Joel bought some mangoes, honeydews and watermelons. 5/9 of the fruit bought were mangoes, 1/3 of the fruit bought wore honoydews and the rest

Let's start by finding the ratio of each type of fruit bought.

Let M = number of mangoes bought
H = number of honeydews bought
W = number of watermelons bought

From the problem, we know that:
M + H + W = total number of fruit bought

And we also know the following ratios:
M/(M + H + W) = 5/9
H/(M + H + W) = 1/3
W/(M + H + W) = 1 - (5/9) - (1/3) = 1/9

Simplifying these ratios, we get:
M/(M + H + W) = 5/9
H/(M + H + W) = 3/9
W/(M + H + W) = 1/9

We can also use the information given about the prices of the fruit to set up an equation involving the cost of the mangoes and the cost of the watermelons:
1.5M = (1/2)(1/2)(W) + 24

Simplifying this equation, we get:
1.5M = 0.25W + 24

Now we can solve for one variable in terms of the others.

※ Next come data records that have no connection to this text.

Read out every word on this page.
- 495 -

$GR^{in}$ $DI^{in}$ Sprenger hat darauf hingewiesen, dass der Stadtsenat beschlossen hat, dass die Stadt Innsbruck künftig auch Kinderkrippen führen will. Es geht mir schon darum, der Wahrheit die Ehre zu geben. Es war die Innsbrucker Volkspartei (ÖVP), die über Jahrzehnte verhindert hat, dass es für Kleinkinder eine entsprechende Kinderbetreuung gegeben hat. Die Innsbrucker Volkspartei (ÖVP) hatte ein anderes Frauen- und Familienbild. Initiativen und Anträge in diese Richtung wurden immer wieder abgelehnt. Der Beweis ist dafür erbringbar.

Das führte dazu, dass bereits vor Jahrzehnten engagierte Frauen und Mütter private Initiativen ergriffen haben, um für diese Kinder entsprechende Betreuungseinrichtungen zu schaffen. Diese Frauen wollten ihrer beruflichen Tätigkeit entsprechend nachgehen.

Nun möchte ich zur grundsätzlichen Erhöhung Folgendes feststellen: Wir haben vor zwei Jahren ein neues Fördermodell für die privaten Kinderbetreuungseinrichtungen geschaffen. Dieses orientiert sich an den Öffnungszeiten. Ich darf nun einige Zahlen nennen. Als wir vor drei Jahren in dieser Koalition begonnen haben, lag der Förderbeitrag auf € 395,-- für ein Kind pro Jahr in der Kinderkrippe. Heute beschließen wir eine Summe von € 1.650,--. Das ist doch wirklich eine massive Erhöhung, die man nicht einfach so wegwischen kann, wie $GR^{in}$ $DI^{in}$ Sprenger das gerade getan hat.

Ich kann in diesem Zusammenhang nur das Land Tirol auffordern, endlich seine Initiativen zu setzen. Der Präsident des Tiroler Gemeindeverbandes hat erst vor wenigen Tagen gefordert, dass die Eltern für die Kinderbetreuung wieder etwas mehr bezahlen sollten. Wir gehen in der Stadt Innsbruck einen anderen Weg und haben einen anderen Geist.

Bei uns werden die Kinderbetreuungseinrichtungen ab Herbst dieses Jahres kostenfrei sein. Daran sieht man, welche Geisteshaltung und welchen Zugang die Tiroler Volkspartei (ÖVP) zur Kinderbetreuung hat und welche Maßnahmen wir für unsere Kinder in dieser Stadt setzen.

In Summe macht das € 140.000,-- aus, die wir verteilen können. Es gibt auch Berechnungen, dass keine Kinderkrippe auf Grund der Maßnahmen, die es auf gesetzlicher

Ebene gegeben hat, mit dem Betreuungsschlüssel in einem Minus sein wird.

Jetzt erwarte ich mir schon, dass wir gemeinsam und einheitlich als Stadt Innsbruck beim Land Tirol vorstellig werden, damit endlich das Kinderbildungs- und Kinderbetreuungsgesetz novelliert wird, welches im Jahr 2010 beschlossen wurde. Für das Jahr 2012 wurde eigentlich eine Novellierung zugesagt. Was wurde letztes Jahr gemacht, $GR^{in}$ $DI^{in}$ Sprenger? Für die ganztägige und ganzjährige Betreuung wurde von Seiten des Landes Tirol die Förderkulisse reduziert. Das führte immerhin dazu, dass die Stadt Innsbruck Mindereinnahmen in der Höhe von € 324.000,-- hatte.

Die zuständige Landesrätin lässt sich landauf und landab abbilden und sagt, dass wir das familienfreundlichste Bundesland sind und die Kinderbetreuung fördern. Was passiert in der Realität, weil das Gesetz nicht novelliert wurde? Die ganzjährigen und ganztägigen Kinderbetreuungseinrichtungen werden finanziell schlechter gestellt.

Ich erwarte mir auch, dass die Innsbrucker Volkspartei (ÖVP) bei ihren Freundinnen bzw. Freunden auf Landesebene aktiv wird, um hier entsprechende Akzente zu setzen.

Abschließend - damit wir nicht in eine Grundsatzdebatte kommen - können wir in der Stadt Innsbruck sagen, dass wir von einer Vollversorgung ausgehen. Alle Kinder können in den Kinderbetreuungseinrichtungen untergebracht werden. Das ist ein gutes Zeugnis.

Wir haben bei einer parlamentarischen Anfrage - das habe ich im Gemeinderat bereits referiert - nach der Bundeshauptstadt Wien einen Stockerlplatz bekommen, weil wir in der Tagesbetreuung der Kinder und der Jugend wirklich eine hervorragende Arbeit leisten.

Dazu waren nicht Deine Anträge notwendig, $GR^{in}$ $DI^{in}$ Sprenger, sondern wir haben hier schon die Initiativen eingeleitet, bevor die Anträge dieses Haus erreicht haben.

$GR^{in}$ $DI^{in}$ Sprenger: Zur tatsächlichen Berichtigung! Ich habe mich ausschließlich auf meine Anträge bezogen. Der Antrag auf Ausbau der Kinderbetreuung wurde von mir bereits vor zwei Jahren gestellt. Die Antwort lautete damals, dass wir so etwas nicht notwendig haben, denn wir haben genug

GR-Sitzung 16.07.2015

Let's solve for M in terms of W:
1.5M = 0.25W + 24
M = (0.25/1.5)W + (24/1.5)
M = (1/6)W + 16

Now we can substitute this expression for M into the ratio equation we found earlier and simplify:
M/(M + H + W) = 5/9
[(1/6)W + 16]/[(1/6)W + 16 + H + W] = 5/9
[(1/6)W + 16]/[(7/6)W + H + 16] = 5/9
45(1/6)W + 720 = 35(1/6)W + 5H + 80
10(1/6)W - 5H = -640

We also know that W/(M + H + W) = 1/9, so we can set up another equation:
W/(M + H + W) = 1/9
W/(W + (1/6)W + 16 + H) = 1/9
9W = 7.5W + 135 + 9H
1.5W - 9H = -135

Now we have two equations and two unknowns (W and H). We can solve this system of equations using substitution or elimination:

1.5W - 9H = -135 (multiply by 2 to eliminate decimal)
3W - 18H = -270

10(1/6)W - 5H = -640

Adding these two equations, we get:
13W - 23H = -910

Solving for W in terms of H by rearranging and substituting:
10(1/6)W - 5H = -640
10(1/6)W = 5H - 640
W = (5/10.167)H - (640/10.167)
W = 0.491H - 62.8

Substituting this expression for W into the equation we found earlier for the ratio:
[(1/6)W + 16]/[(7/6)W + H + 16] = 5/9
[(1/6)(0.491H - 62.8) + 16]/[(7/6)(0.491H - 62.8) + H + 16] = 5/9
0.221H + 8.7 = 0.442H + 28.4
0.221H = 19.7
H = 89

Now we can use this value of H to find the value of W using the expression we found earlier:
W = 0.491H - 62.8
W = 25.88

And we can find the value of M using the equation we found earlier:
M = (1/6)W + 16
M = 20.48

Finally, we can add up the total number of fruit bought:
M + H + W = 20.48 + 89 + 25.88 = 135.36, or approximately 135 (rounded to the nearest whole number)

(a) The ratio of the number of mangoes to the ratio of he honeydews to the ratio of the watermelons is:
M:H:W = 20.48:89:25.88 (rounded to two decimal places)

(b) Joel bought 135 fruit altogether.